Damon grinned. “Lacross said that Hawke was worse than he ever was, which is hard to imagine, considering we know what he did to Andrew.”

Mortimer scoffed. “I wouldn’t believe a word out of that old pirate’s mouth. He just wants to kill the man responsible for defeating him and tossing him in prison. And you, hating Hawke as you do, are more than willing to help Lacross get his wish.”

“That was then—”

“You mean before you met his pretty daughter.”

Damon gave his friend a quelling look. “Don’t mix the issues.”

“They’re already mixed.”

“No, they aren’t. I do this for only one reason. My father. But I don’t expect to have to fight Malory to get him into Warden Bennett’s office. I can think of other ways to do that. Have you found out how many of the new men we can count on?”
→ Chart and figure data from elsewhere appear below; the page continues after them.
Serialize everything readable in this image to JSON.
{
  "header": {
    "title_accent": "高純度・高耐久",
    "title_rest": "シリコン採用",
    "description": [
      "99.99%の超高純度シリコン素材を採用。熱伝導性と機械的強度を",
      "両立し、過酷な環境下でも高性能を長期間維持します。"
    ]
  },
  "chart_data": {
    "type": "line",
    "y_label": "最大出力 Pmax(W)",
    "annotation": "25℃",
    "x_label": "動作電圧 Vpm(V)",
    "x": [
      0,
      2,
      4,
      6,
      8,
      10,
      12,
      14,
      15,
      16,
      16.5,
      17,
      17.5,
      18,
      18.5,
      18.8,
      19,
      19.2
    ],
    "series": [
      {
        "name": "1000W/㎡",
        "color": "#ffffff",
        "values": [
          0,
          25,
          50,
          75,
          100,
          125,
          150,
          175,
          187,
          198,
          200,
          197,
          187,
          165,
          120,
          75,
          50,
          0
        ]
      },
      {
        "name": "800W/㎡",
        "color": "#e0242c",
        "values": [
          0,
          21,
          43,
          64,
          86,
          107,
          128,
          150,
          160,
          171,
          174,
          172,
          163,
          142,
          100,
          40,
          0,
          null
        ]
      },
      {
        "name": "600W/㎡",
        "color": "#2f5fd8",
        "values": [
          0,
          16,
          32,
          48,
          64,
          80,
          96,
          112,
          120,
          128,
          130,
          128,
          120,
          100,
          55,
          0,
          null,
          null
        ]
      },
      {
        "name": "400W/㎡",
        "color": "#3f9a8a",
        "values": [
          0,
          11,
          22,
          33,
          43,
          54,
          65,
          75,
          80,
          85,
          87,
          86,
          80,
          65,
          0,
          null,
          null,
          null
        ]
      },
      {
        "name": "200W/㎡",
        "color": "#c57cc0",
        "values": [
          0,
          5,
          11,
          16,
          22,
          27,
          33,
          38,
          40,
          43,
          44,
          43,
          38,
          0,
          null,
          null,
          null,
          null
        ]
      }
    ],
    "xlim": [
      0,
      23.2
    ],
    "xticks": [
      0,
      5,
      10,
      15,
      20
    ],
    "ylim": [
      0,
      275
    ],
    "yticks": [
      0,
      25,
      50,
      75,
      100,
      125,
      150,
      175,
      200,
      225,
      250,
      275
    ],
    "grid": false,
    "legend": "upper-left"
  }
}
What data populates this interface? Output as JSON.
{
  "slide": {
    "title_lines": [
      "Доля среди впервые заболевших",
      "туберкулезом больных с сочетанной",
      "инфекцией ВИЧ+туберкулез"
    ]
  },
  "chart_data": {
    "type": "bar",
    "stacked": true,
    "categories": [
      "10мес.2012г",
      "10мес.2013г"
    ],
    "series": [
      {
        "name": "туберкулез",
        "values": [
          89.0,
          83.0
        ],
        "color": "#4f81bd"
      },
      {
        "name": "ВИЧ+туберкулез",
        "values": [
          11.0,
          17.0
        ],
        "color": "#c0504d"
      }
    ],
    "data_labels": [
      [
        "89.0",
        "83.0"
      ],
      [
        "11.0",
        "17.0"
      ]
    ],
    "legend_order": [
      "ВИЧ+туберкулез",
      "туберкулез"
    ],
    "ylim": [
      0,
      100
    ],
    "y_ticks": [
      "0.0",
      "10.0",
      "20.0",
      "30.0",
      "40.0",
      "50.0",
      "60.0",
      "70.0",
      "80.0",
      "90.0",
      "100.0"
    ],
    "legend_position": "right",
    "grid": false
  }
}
“Only three. I think the others are scared of the pirates and won’t do anything other than hide when the fighting starts. I don’t think they’ll join in on the other side, though.”

“So that’s five of us, and hopefully Jack’s brother and possibly his friend. Still not good odds without a decent plan.”

“So we did capture her brother? I’m surprised she gave that up.”

“She didn’t. It just became obvious the more she lied about it.”

“Lied about what?” Jacqueline asked as she approached.

She was glaring at Mortimer, who snorted at her in response and left. Damon decided to get her attention on something else. “Perhaps a dress tonight for dinner? That’s if you have any left that you haven’t ripped up for britches?”

“I believe we’ve had this discussion about my preferences. And I’ve only ripped up one. Jackie packed thread to adjust his pants in case he outgrew them before reaching land again, but I already used up most of it.”

Damon shrugged. “I merely thought you might want to look a little more ladylike for our guests this evening.”